The Reserve Bank of Australia (RBA) holds its monthly policy meeting on Tuesday and speculation is rife it will soften or drop a commitment to keep yields on its April 2024 target bond at 0.1%, effectively signalling an earlier hike in cash rates.
“Yield cure control (YCC) is extraordinary policy that semi-ties the central bank’s hands, limiting forward flexibility,” said Nomura economist Andrew Ticehurst. “With the pandemic crisis passing, the case for extraordinary forward guidance naturally weakens.”
Highlighting those pressures were figures from property consultant CoreLogic on Monday, which showed home prices rose 1.5% in October, up a steep 21.6% on last year.

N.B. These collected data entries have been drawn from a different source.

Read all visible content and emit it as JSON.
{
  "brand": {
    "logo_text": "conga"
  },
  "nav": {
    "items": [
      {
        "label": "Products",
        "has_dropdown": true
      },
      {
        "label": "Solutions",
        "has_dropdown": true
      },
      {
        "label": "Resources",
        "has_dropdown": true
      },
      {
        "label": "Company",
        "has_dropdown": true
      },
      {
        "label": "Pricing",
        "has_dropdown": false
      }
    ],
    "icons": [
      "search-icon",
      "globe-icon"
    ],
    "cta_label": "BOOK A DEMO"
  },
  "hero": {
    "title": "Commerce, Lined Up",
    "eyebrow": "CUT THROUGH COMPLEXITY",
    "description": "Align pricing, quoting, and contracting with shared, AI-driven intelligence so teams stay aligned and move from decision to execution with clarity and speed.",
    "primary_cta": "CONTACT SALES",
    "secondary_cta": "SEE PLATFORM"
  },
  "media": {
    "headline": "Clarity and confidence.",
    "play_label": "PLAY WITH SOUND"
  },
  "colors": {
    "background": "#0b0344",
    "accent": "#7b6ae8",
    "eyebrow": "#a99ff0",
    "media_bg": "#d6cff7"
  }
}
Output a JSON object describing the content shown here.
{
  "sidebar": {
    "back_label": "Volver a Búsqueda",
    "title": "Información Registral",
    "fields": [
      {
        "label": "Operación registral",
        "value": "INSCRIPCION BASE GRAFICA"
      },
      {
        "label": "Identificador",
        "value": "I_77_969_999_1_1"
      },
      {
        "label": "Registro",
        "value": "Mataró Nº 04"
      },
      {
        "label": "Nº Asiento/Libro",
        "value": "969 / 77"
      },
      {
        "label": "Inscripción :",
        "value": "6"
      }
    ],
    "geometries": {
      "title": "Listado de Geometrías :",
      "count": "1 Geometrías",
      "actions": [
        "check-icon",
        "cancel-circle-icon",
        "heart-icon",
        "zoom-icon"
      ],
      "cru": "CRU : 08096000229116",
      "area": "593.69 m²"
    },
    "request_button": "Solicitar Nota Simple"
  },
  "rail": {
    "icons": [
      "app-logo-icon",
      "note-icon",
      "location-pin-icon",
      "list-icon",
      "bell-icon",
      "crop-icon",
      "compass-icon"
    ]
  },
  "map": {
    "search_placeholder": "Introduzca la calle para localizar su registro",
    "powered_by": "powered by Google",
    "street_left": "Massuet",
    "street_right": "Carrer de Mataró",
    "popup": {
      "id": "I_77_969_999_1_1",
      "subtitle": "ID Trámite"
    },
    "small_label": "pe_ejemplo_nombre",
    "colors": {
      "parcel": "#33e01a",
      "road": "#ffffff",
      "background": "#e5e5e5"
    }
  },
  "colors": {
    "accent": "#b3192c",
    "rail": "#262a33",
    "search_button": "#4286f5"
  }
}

That was the fastest pace since 1989, while Sydney boasted an annual gain of 25%.
Ticehurst thought the RBA would likely bring forward the guidance date to, say April 2023, and perhaps shift from a fixed target of 0.1% to a range of 0.1-0.5%.
“A range is easier to hit than a target point, and the RBA could regard this as a somewhat-elegant and partial exit,” argued Ticehurst. “The more aggressive option would be to simply drop it entirely, ripping the band-aid off in one go.”
Such a move would be a drastic course change given the RBA was only recently chastising market for pricing in any risk of a rate rise this side of 2024.
Investors have since gone far further, as futures imply a real chance of a hike to 0.25% by April next year and rates above 1.0% by year end.
The yield on the April 2024 bond is all the way up at 0.81% after the market suffered its worst routs in decades as the RBA declined to defend the 0.1% target.
The selloff was triggered last week by data showing annual core inflation rose a surprisingly strong 2.1% in the third quarter, taking it back into the RBA’s 2-3% target band almost two years earlier than policy makers expected.
Much of the jump was due to the surging cost of housing construction, fuelled by global supply bottlenecks and a rush to build in a red-hot market.
The property boom has been a windfall for household wallets and consumer confidence, but has also stirred concerns about affordability and debt as prices run far ahead of wages.
Australia’s main banking regulator responded last month by announcing a modest tightening of lending standards, with the threat of more action if the market failed to cool.
The RBA had resisted pressure to raise rates to restrain the market, arguing it would only slow the economy and cost jobs, but some pullback in stimulus now seems certain.
“We expect YCC to be removed on Tuesday and a full pivot to outcomes-based guidance in its absence,” said Tapas Strickland, a director of economics at NAB.
NAB also expects the RBA to end its A$4 billion-a-week ($3.01 billion) bond buying campaign in February and now sees a first rate rise in mid 2023, rather than in 2024.
The central bank will also update its economic forecasts in a report to be released on Friday, which should see an upward shift in inflation and economic growth for next year.
While coronavirus lockdowns almost certainly caused a sharp contraction in the economy in the third quarter, world-beating rates of vaccinations have allowed most restrictions to be lifted.
Figures from ANZ on Monday showed job advertisements had already rebounded by 6.2% in October to be almost back to where they were in June, auguring well for a tighter labour market and higher wages growth.